The good news, as Tim Schafer says, is that "it's f—king awesome."
A lot of people are going to think that Brutal Legend is Tenacious D: The Video Game because Jack Black voices Eddie. It's just a case of really apt casting, though; you can tell because Kyle Gass is as yet not present. Instead, Brutal Legend is the work of Schafer, the same madman who brought the world Full Throttle, Grim Fandango and the ill-received but critically adored Psychonauts.
Because Psychonauts went over in the marketplace like a case of the clap (I almost said "like a lead zeppelin" but decided that would be alarmingly tacky), Brutal Legend has spent the last couple of years floating from publisher to publisher before landing at Electronic Arts. EA's been displaying a sudden and admirable willingness to take risks lately, and Brutal Legend is a gamble.
Psychonauts was a sales failure, and Tenacious D's "The Pick of Destiny" bombed at the box office. Anyone who sees Brutal Legend in action and doesn't think it kicks ass and immediately want to buy it is clearly a fun-hating demon child, but I remember saying the same things a few years ago about Psychonauts, and none of you bastards bought that either. If Brutal Legend somehow manages to bomb, it's going to ensure EA never does anything interesting or creative for the next decade, and it's going to result in a lot of angry editorials about how much gamers suck the root. Buy Brutal Legend, and you may in fact improve the world.
When Eddie lands in the Age of Metal, he immediately winds up with a sweet guitar and a cool ax, with an army of demons looking to take a piece out of him. Since Eddie is an accomplished roadie, he's not the leader that the fledgling human resistance is looking for, but he's very good at putting things together from behind the scenes. That includes a number of machines left behind by now-departed gods of rock, encoded in guitar tablature and schematics that only Eddie knows how to read.
Short version: Eddie manages to slap together a bitchin' hot rod pretty soon after the game starts. You're a big guy with an ax, a guitar, and a really fast car with flames on the sides, up against an endless army of expendable demons. Brutal Legend is about living in an album cover from '70s metal, where the only thing that matters about just any facet of the world is that it's as sweet as possible.

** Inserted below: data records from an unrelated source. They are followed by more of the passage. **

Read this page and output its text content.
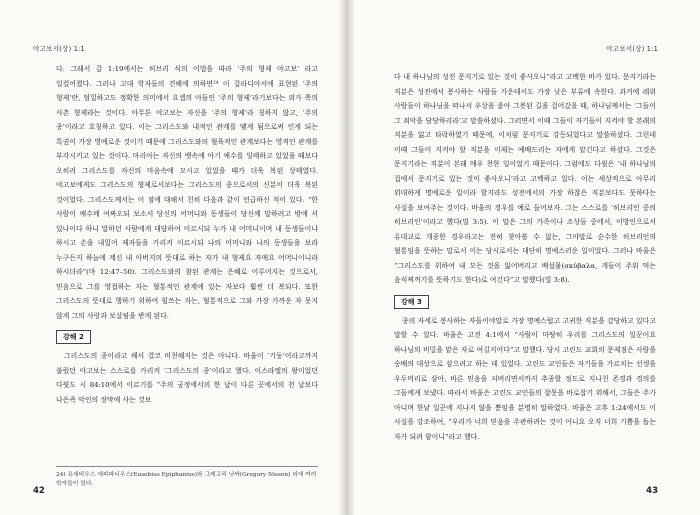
야고보서(상) 1:1

다. 그래서 갈 1:19에서는 히브리 식의 어법을 따라 ‘주의 형제 야고보’ 라고 일컬어졌다. 그러나 고대 학자들의 견해에 의하면²⁴ 이 갈라디아서에 표현된 ‘주의 형제’란, 엄밀하고도 정확한 의미에서 요셉의 아들인 ‘주의 형제’라기보다는 외가 쪽의 사촌 형제라는 것이다. 아무튼 야고보는 자신을 ‘주의 형제’라 칭하지 않고, ‘주의 종’이라고 호칭하고 있다. 이는 그리스도와 내적인 관계를 맺게 됨으로써 인게 되는 특권이 가장 영예로운 것이기 때문에 그리스도와의 혈육적인 관계보다는 영적인 관계를 부각시키고 있는 것이다. 마리아는 자신의 뱃속에 아기 예수를 잉태하고 있었을 때보다 오히려 그리스도를 자신의 마음속에 모시고 있었을 때가 더욱 복된 상태였다. 야고보에게도 그리스도의 형제로서보다는 그리스도의 종으로서의 신분이 더욱 복된 것이었다. 그리스도께서는 이 점에 대해서 친히 다음과 같이 언급하신 적이 있다. “한 사람이 예수께 여짜오되 보소서 당신의 어머니와 동생들이 당신께 말하려고 밖에 서 있나이다 하니 말하던 사람에게 대답하여 이르시되 누가 내 어머니이며 내 동생들이냐 하시고 손을 내밀어 제자들을 가리켜 이르시되 나의 어머니와 나의 동생들을 보라 누구든지 하늘에 계신 내 아버지의 뜻대로 하는 자가 내 형제요 자매요 어머니이니라 하시더라”(마 12:47–50). 그리스도와의 참된 관계는 은혜로 이루어지는 것으로서, 믿음으로 그를 영접하는 자는 혈통적인 관계에 있는 자보다 훨씬 더 복되다. 또한 그리스도의 뜻대로 행하기 위하여 힘쓰는 자는, 혈통적으로 그와 가장 가까운 자 못지 않게 그의 사랑과 보살핌을 받게 된다.

강해 2

그리스도의 종이라고 해서 결코 비천해지는 것은 아니다. 바울이 ‘기둥’이라고까지 불렀던 야고보는 스스로를 가리켜 ‘그리스도의 종’이라고 했다. 이스라엘의 왕이었던 다윗도 시 84:10에서 이르기를 “주의 궁정에서의 한 날이 다른 곳에서의 천 날보다 나은즉 악인의 장막에 사는 것보

24) 유세비우스 에피파니우스(Eusebius Epiphanius)와 그레고리 닛싸(Gregory Nissen) 외에 여러 학자들이 있다.
42
야고보서(상) 1:1

다 내 하나님의 성전 문지기로 있는 것이 좋사오니”라고 고백한 바가 있다. 문지기라는 직분은 성전에서 봉사하는 사람들 가운데서도 가장 낮은 부류에 속한다. 과거에 레위 사람들이 하나님을 떠나서 우상을 좇아 그릇된 길을 걸어갔을 때, 하나님께서는 ‘그들이 그 죄악을 담당하리라’고 말씀하셨다. 그러면서 이때 그들이 자기들이 지켜야 할 본래의 직분을 잃고 타락하였기 때문에, 이처럼 문지기로 강등되었다고 말씀하셨다. 그런데 이때 그들이 지켜야 할 직분을 이제는 예배드리는 자에게 맡긴다고 하셨다. 그것은 문지기라는 직분이 본래 매우 천한 일이었기 때문이다. 그럼에도 다윗은 ‘내 하나님의 집에서 문지기로 있는 것이 좋사오니’라고 고백하고 있다. 이는 세상적으로 아무리 위대하게 명예로운 일이라 할지라도 성전에서의 가장 하찮은 직분보다도 못하다는 사실을 보여주는 것이다. 바울의 경우를 예로 들어보자. 그는 스스로를 ‘히브리인 중의 히브리인’이라고 했다(빌 3:5). 이 말은 그의 가족이나 조상들 중에서, 이방인으로서 유대교로 개종한 경우라고는 전혀 찾아볼 수 없는, 그야말로 순수한 히브리인의 혈통임을 뜻하는 말로서 이는 당시로서는 대단히 명예스러운 일이었다. 그러나 바울은 “그리스도를 위하여 내 모든 것을 잃어버리고 배설물(σκύβαλα, 개들이 주워 먹는 음식찌꺼기를 뜻하기도 한다)로 여긴다”고 말했다(빌 3:8).

강해 3

종의 자세로 봉사하는 자들이야말로 가장 명예스럽고 고귀한 직분을 감당하고 있다고 말할 수 있다. 바울은 고전 4:1에서 “사람이 마땅히 우리를 그리스도의 일꾼이요 하나님의 비밀을 맡은 자로 여길지어다”고 말했다. 당시 고린도 교회의 문제점은 사람을 숭배의 대상으로 삼으려고 하는 데 있었다. 고린도 교인들은 자기들을 가르치는 선생을 우두머리로 삼아, 바른 믿음을 저버리면서까지 추종할 정도로 지나친 존경과 경의를 그들에게 보냈다. 따라서 바울은 고린도 교인들의 잘못을 바로잡기 위해서, 그들은 주가 아니며 한낱 일꾼에 지나지 않을 뿐임을 분명히 말하였다. 바울은 고후 1:24에서도 이 사실을 강조하여, “우리가 너희 믿음을 주관하려는 것이 아니요 오직 너희 기쁨을 돕는 자가 되려 함이니”라고 했다.

43
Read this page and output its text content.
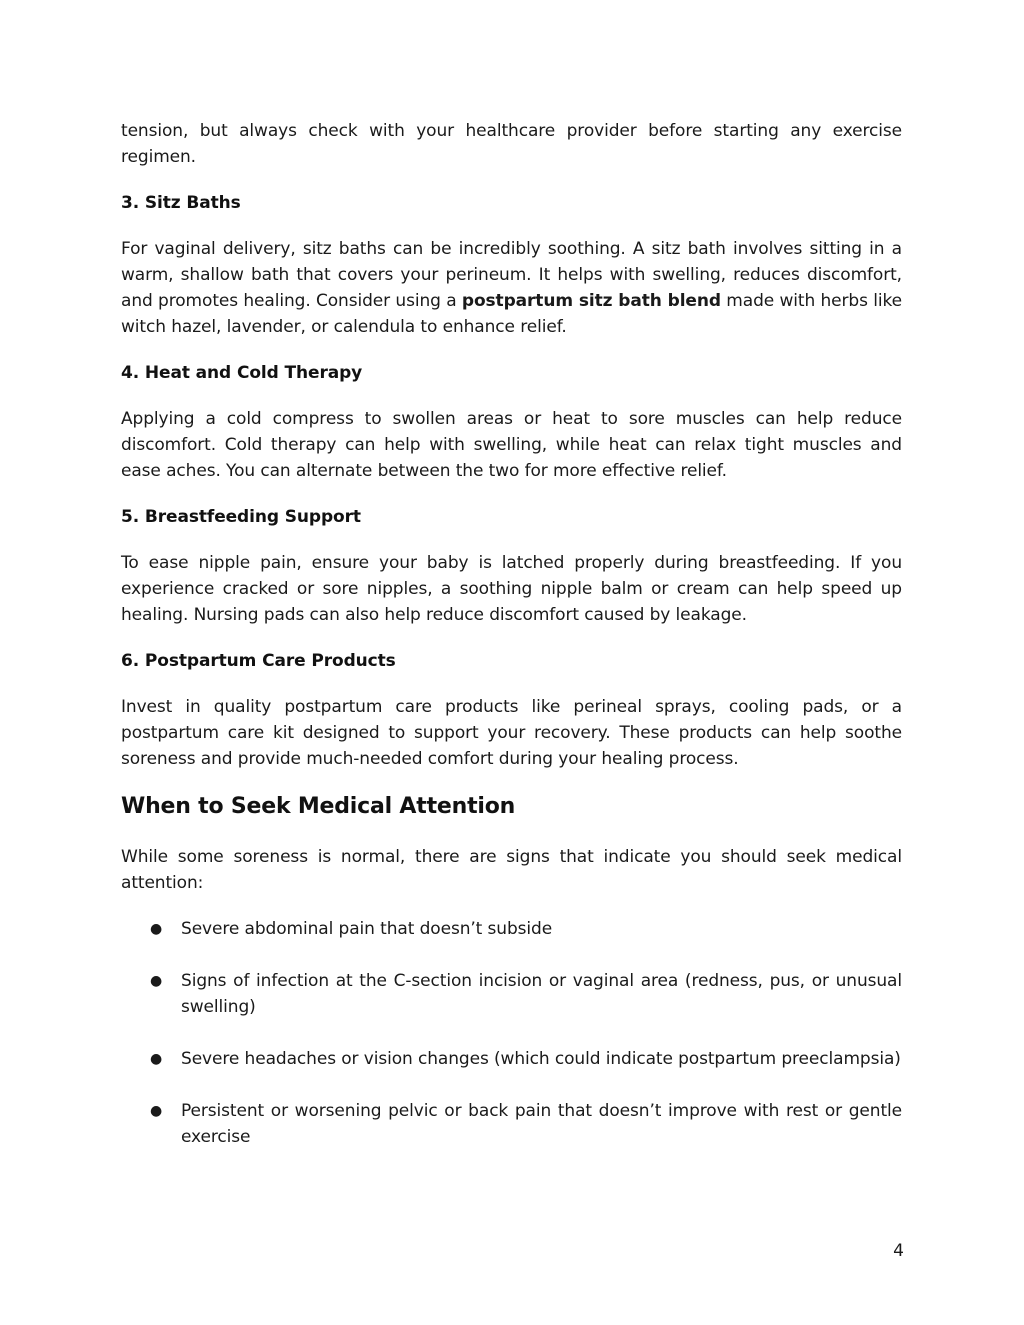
tension, but always check with your healthcare provider before starting any exercise regimen.

3. Sitz Baths

For vaginal delivery, sitz baths can be incredibly soothing. A sitz bath involves sitting in a warm, shallow bath that covers your perineum. It helps with swelling, reduces discomfort, and promotes healing. Consider using a postpartum sitz bath blend made with herbs like witch hazel, lavender, or calendula to enhance relief.

4. Heat and Cold Therapy

Applying a cold compress to swollen areas or heat to sore muscles can help reduce discomfort. Cold therapy can help with swelling, while heat can relax tight muscles and ease aches. You can alternate between the two for more effective relief.

5. Breastfeeding Support

To ease nipple pain, ensure your baby is latched properly during breastfeeding. If you experience cracked or sore nipples, a soothing nipple balm or cream can help speed up healing. Nursing pads can also help reduce discomfort caused by leakage.

6. Postpartum Care Products

Invest in quality postpartum care products like perineal sprays, cooling pads, or a postpartum care kit designed to support your recovery. These products can help soothe soreness and provide much-needed comfort during your healing process.

When to Seek Medical Attention

While some soreness is normal, there are signs that indicate you should seek medical attention:

● Severe abdominal pain that doesn’t subside
● Signs of infection at the C-section incision or vaginal area (redness, pus, or unusual swelling)
● Severe headaches or vision changes (which could indicate postpartum preeclampsia)
● Persistent or worsening pelvic or back pain that doesn’t improve with rest or gentle exercise
4
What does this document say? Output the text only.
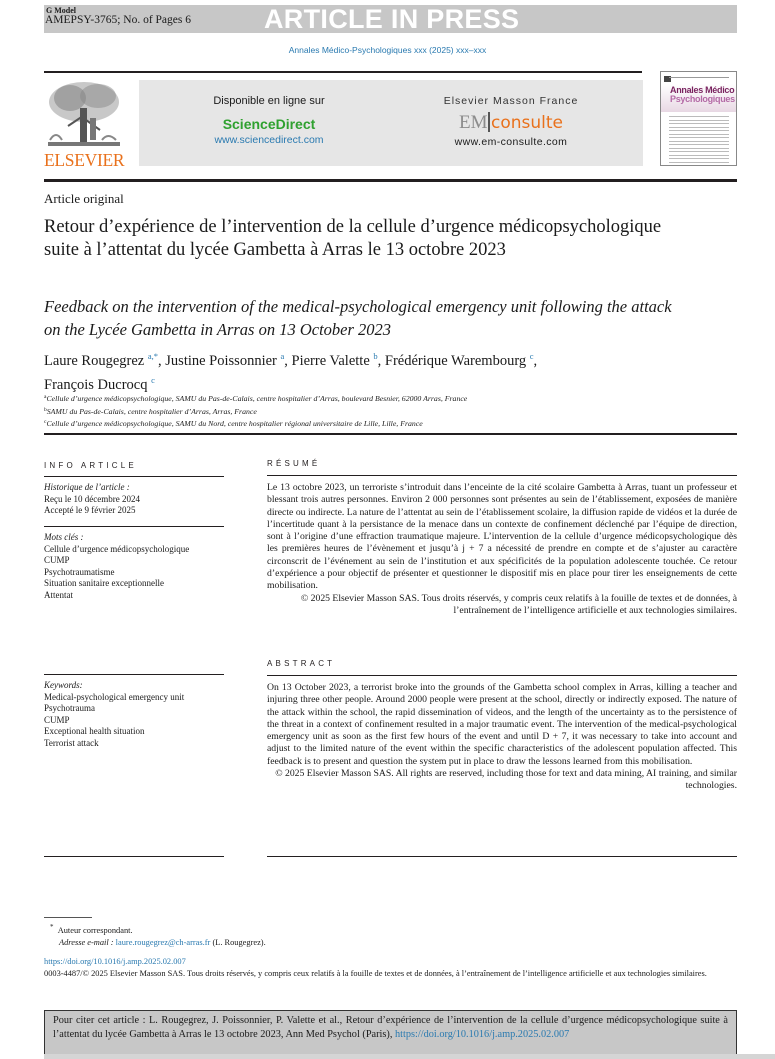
G Model
AMEPSY-3765; No. of Pages 6	ARTICLE IN PRESS
Annales Médico-Psychologiques xxx (2025) xxx–xxx
ELSEVIER
Disponible en ligne sur
ScienceDirect
www.sciencedirect.com
Elsevier Masson France
EM consulte
www.em-consulte.com
Annales Médico
Psychologiques
Article original
Retour d’expérience de l’intervention de la cellule d’urgence médicopsychologique suite à l’attentat du lycée Gambetta à Arras le 13 octobre 2023
Feedback on the intervention of the medical-psychological emergency unit following the attack on the Lycée Gambetta in Arras on 13 October 2023
Laure Rougegrez $^{a,*}$, Justine Poissonnier $^a$, Pierre Valette $^b$, Frédérique Warembourg $^c$,
François Ducrocq $^c$
$^a$Cellule d’urgence médicopsychologique, SAMU du Pas-de-Calais, centre hospitalier d’Arras, boulevard Besnier, 62000 Arras, France
$^b$SAMU du Pas-de-Calais, centre hospitalier d’Arras, Arras, France
$^c$Cellule d’urgence médicopsychologique, SAMU du Nord, centre hospitalier régional universitaire de Lille, Lille, France
INFO ARTICLE
Historique de l’article :
Reçu le 10 décembre 2024
Accepté le 9 février 2025
Mots clés :
Cellule d’urgence médicopsychologique
CUMP
Psychotraumatisme
Situation sanitaire exceptionnelle
Attentat
Keywords:
Medical-psychological emergency unit
Psychotrauma
CUMP
Exceptional health situation
Terrorist attack
RÉSUMÉ

Le 13 octobre 2023, un terroriste s’introduit dans l’enceinte de la cité scolaire Gambetta à Arras, tuant un professeur et blessant trois autres personnes. Environ 2 000 personnes sont présentes au sein de l’établissement, exposées de manière directe ou indirecte. La nature de l’attentat au sein de l’établissement scolaire, la diffusion rapide de vidéos et la durée de l’incertitude quant à la persistance de la menace dans un contexte de confinement déclenché par l’équipe de direction, sont à l’origine d’une effraction traumatique majeure. L’intervention de la cellule d’urgence médicopsychologique dès les premières heures de l’évènement et jusqu’à j + 7 a nécessité de prendre en compte et de s’ajuster au caractère circonscrit de l’événement au sein de l’institution et aux spécificités de la population adolescente touchée. Ce retour d’expérience a pour objectif de présenter et questionner le dispositif mis en place pour tirer les enseignements de cette mobilisation.

© 2025 Elsevier Masson SAS. Tous droits réservés, y compris ceux relatifs à la fouille de textes et de données, à l’entraînement de l’intelligence artificielle et aux technologies similaires.

ABSTRACT

On 13 October 2023, a terrorist broke into the grounds of the Gambetta school complex in Arras, killing a teacher and injuring three other people. Around 2000 people were present at the school, directly or indirectly exposed. The nature of the attack within the school, the rapid dissemination of videos, and the length of the uncertainty as to the persistence of the threat in a context of confinement resulted in a major traumatic event. The intervention of the medical-psychological emergency unit as soon as the first few hours of the event and until D + 7, it was necessary to take into account and adjust to the limited nature of the event within the specific characteristics of the adolescent population affected. This feedback is to present and question the system put in place to draw the lessons learned from this mobilisation.

© 2025 Elsevier Masson SAS. All rights are reserved, including those for text and data mining, AI training, and similar technologies.

* Auteur correspondant.
Adresse e-mail : laure.rougegrez@ch-arras.fr (L. Rougegrez).
https://doi.org/10.1016/j.amp.2025.02.007
0003-4487/© 2025 Elsevier Masson SAS. Tous droits réservés, y compris ceux relatifs à la fouille de textes et de données, à l’entraînement de l’intelligence artificielle et aux technologies similaires.
Pour citer cet article : L. Rougegrez, J. Poissonnier, P. Valette et al., Retour d’expérience de l’intervention de la cellule d’urgence médicopsychologique suite à l’attentat du lycée Gambetta à Arras le 13 octobre 2023, Ann Med Psychol (Paris), https://doi.org/10.1016/j.amp.2025.02.007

Brutal Legend is a free-roaming action game, to break it down to basic genres. The world of Brutal Legend is about 64 square kilometers wide, and it's designed to be driven through quickly and recklessly on your way to the next challenge. Eddie's hot rod can be summoned from anywhere in the game world with his guitar; various riffs take the place of "magic" in Brutal Legend, letting you set enemies on fire, call down lightning, or melt off enemies' faces, complete with its own short-lived pyrotechnics show.
Eddie is also basically Glenn Danzig with a giant battle ax, so he's capable of dishing out some serious pain that way as well. The combat system is combo-based and relatively simple from what I've seen, including the ability to pop up an enemy and send him flying baseball style.
Brutal Legend is a love letter to heavy metal, complete with voice acting by Rob Halford, the vocalist for Judas Priest, and Lemmy of Motörhead fame. Since Lemmy is God, that makes Brutal Legend perilously close to divine writ. I'm having a hard time connotating the virtues of the game at the moment, but I'm glad something like this can be made. It's utterly ridiculous in all the right ways, and I can't wait to get my hands on it. The only thing that could go wrong at this point is if a couple of Psychonauts' flaws reassert themselves, like the ridiculous difficulty of the late game. I'm looking forward to finding that out for myself.